Queridos amigos!
Parabéns e obrigada pela participação.
Um beijo,
Regina Sormani
Perguntas de Stella Maris Rezende para Laura Bergallo
1. Escrever para jovens e não ter
o claro objetivo de ensinar, dar lições de moral, facilitar o
entendimento, escrever sobre coisas que se acredita serem do interesse
deles, ou seja, tudo o que distancia o texto da verdadeira Literatura, que
é transgressão, rompimento com a expectativa, trabalho árduo com a
linguagem, não fazer concessões, lidar com metáforas e elipses,
com entrelinhas ou silêncios carregados de diferentes significados, tudo
isso é um grande desafio para nós. O que pensa sobre essa imensa
dificuldade em fazer Literatura e ao mesmo tempo encantar e seduzir o
leitor jovem?
R - Acho que o maior de todos os
desafios não é exatamente fazer Literatura e ao mesmo tempo encantar o
jovem leitor. Esse é, sem dúvida, um grande desafio, ainda mais nos nossos
tempos de tantos “brinquedinhos” tecnológicos de assimilação bem mais
“fácil” e mais passiva, e de marketing muito mais poderoso. Mas, com
relação a escrever literatura juvenil sem o claro objetivo de ensinar ou
dar lições de moral, na minha opinião o maior desafio, mesmo, é ser capaz
de romper as amarras do “politicamente correto” e ter a coragem e a
ousadia de desafiar padrões estabelecidos pelos editores, por setores
importantes da crítica especializada e por muitos daqueles que, em última
análise, fazem a seleção dos livros que os jovens vão ler (uma vez que,
infelizmente, no Brasil, a literatura para jovens só é
maciçamente consumida através da escola, pública ou privada). Esse é um
desafio realmente complicado, já que quem vai “consumir” o livro não foi
quem o escolheu; são dois públicos distintos, em alguns aspectos até mesmo
opostos. Encaixo aqui um pequeno texto do escritor Mario Vargas Llosa, que
expressa exatamente o que sinto a esse respeito: “A literatura não é
edificante, ela não mostra a vida como ela deveria ser. Ela antes, mais
amiúde, ilumina em suas expressões mais audaciosas, com suas imagens,
fantasias e símbolos, aspectos que, por uma questão de tato, bom, gosto,
higiene moral ou saúde histórica, tratamos de escamotear da vida que
levamos”. Como conciliar essa postura com as “necessidades” de um mercado
(de literatura infanto-juvenil) que precisa “prosperar”? Pergunta
dificílima de ser respondida...
2. Quais são os seus autores
preferidos, entre estrangeiros e brasileiros? Se quiser, diga o motivo da
preferência.
R - Desde que me alfabetizei li
de tudo um pouco. Sempre tive uma imensa curiosidade de conhecer todos os
tipos e estilos literários, de todas as épocas e lugares, sem preconceitos
de nenhuma espécie. Ler, para mim, sempre foi uma viagem, um inigualável
prazer. Assim, entre os clássicos brasileiros, posso citar meu preferido
(que é um lugar- comum, sei bem): Machado de Assis. Entre todos os seus
livros, dois me chamam especial atenção: “Memórias Póstumas de Brás Cubas”

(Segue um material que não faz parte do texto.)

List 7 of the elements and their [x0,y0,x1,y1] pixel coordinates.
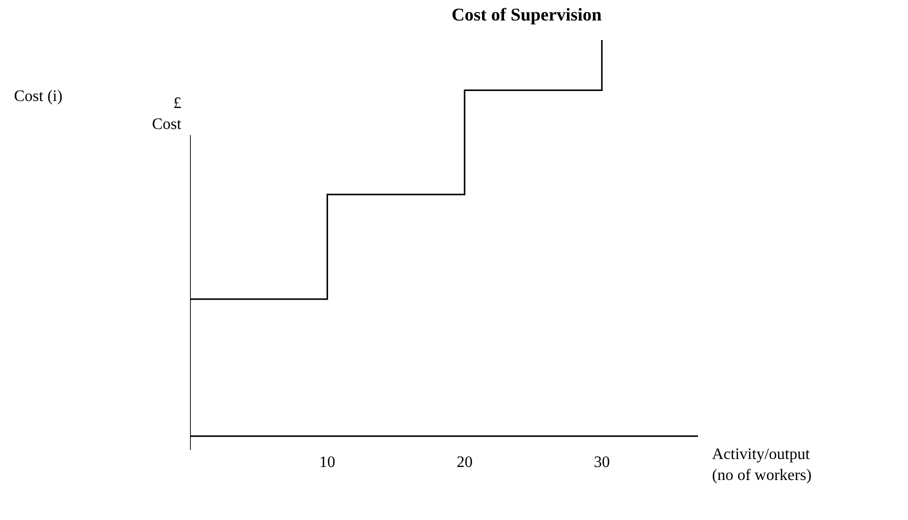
x-tick-label: 20 [456,454,473,471]
x-tick-label: 30 [594,454,610,471]
x-tick-label: 10 [319,454,336,471]
text: Cost (i) [14,88,62,105]
chart-title: Cost of Supervision [452,4,602,24]
x-axis-title: Activity/output (no of workers) [712,446,812,484]
y-axis-title: £ Cost [152,95,182,133]
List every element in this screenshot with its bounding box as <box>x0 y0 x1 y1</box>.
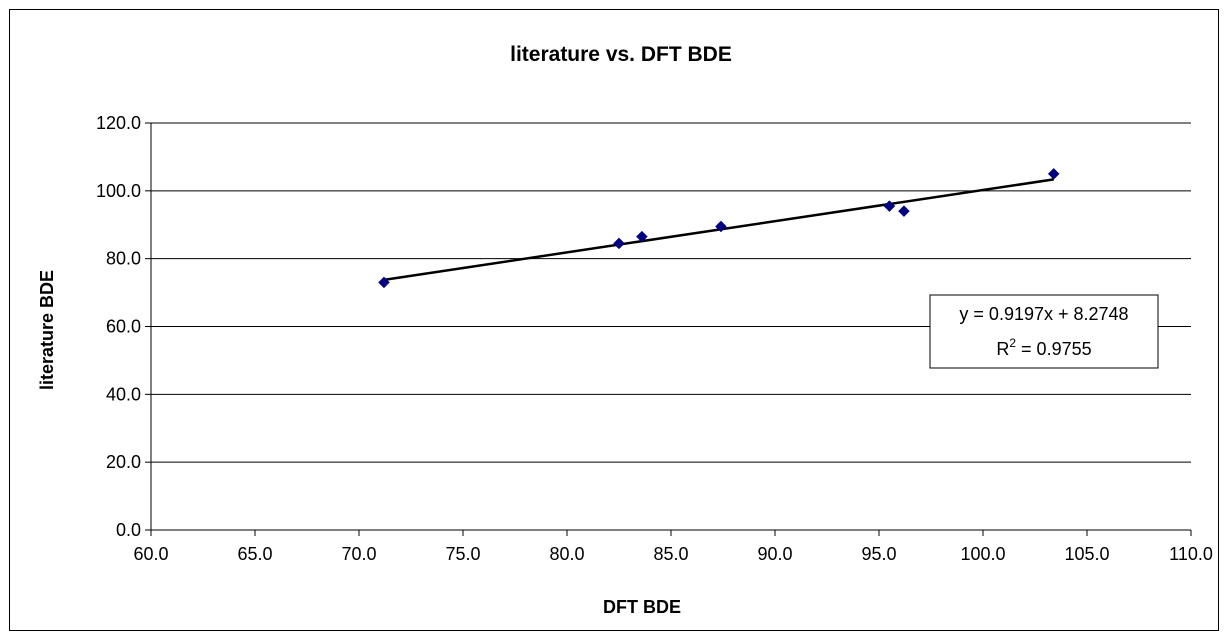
r-squared-prefix: R <box>996 339 1009 359</box>
chart-title: literature vs. DFT BDE <box>510 43 732 66</box>
y-tick-label: 80.0 <box>106 249 141 269</box>
data-point <box>898 205 910 218</box>
y-tick-label: 120.0 <box>96 113 141 133</box>
y-axis-title: literature BDE <box>37 270 57 390</box>
y-tick-label: 60.0 <box>106 317 141 337</box>
x-axis-ticks: 60.0 65.0 70.0 75.0 80.0 85.0 90.0 95.0 100.0 105… <box>133 530 1213 564</box>
data-point <box>1047 168 1060 180</box>
data-point <box>613 237 625 250</box>
x-tick-label: 110.0 <box>1169 544 1213 564</box>
gridlines <box>151 122 1191 463</box>
trendline-equation: y = 0.9197x + 8.2748 <box>959 304 1128 324</box>
r-squared-value: = 0.9755 <box>1016 339 1092 359</box>
x-tick-label: 75.0 <box>445 544 480 564</box>
x-tick-label: 100.0 <box>960 544 1005 564</box>
x-tick-label: 90.0 <box>757 544 792 564</box>
x-axis-title: DFT BDE <box>603 597 681 617</box>
r-squared-exponent: 2 <box>1009 336 1016 350</box>
data-point <box>715 220 727 233</box>
data-points <box>378 168 1060 289</box>
data-point <box>378 276 390 289</box>
y-axis-ticks: 0.0 20.0 40.0 60.0 80.0 100.0 120.0 <box>96 113 151 540</box>
x-tick-label: 70.0 <box>341 544 376 564</box>
y-tick-label: 20.0 <box>106 452 141 472</box>
x-tick-label: 65.0 <box>237 544 272 564</box>
trendline-label-box <box>929 294 1159 369</box>
y-tick-label: 0.0 <box>116 520 141 540</box>
y-tick-label: 40.0 <box>106 384 141 404</box>
x-tick-label: 85.0 <box>653 544 688 564</box>
y-tick-label: 100.0 <box>96 181 141 201</box>
x-tick-label: 80.0 <box>549 544 584 564</box>
data-point <box>636 230 648 243</box>
chart-area: literature vs. DFT BDE 60.0 65.0 70.0 75.0 8… <box>9 9 1219 631</box>
trendline-r-squared: R2 = 0.9755 <box>996 336 1091 359</box>
x-tick-label: 95.0 <box>861 544 896 564</box>
data-point <box>883 200 896 212</box>
trendline-label: y = 0.9197x + 8.2748 R2 = 0.9755 <box>929 294 1159 369</box>
x-tick-label: 60.0 <box>133 544 168 564</box>
chart-svg: literature vs. DFT BDE 60.0 65.0 70.0 75.0 8… <box>37 43 1213 617</box>
x-tick-label: 105.0 <box>1064 544 1109 564</box>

e “Esaú e Jacó” – duas obras tão diferentes entre si que não saberia responder
o porquê dessa minha preferência. Também gosto demais dos escritores
latino-americanos, com destaque especial para Gabriel Garcia Marquez e
Mario Vargas Llosa. “O Amor nos Tempos do Cólera” (entre outros igualmente
maravilhosos), do primeiro, é um dos mais emocionantes livros que já li, e
se liga muito estreitamente a um período de minha vida do qual sinto
imensa saudade. Do segundo, amo em particular “Pantaleón e as
Visitadoras”, “A Casa Verde” e “Tia Julia e o Escrevinhador”. Finalmente,
não poderia esquecer a autora de livros tão emocionantes quanto “A Casa
dos Espíritos”, “De Amor e de Sombra”, “Eva Luna” e “Paula”: Isabel
Allende, em sua primeira fase (não gosto tanto de suas obras
mais recentes). Quanto aos escritores de países mais longínquos que
me vêm agora à memória, poderia citar Émile Zola, Eça de Queiroz, Kafka,
Milan Kundera, José Saramago, Lewis Carroll e muitos outros por quem me
apaixonei. Lista eclética, não é mesmo? E, como eu disse antes, totalmente
sem preconceitos...
3. O que pensa dos best-sellers?
Vendem muito bem, mas em geral não recebe prêmios literários, não são
considerados Literatura. Existiria um modo de um livro se tornar
best-seller e ser de alta qualidade literária? Poderia citar
alguns exemplos?
R - Também não tenho nenhum
preconceito contra best-sellers, a priori – isso seria uma redundância? Já
li alguns de que gostei bastante, e muitos outros que detestei, me
perguntando como é possível alguém gostar de tamanha porcaria. Como
não especialista (sou amadora) na área de Literatura (tenho formação em
Comunicação Social, sou apenas uma jornalista que escreve livros), posso
somente falar de gosto, de opinião; não me sinto à vontade para fazer
julgamentos técnicos. Entretanto, acho precipitado colocarmos todos os
best-sellers no mesmo saco – o que cai na preferência do público nem
sempre é bom, mas não é necessariamente ruim.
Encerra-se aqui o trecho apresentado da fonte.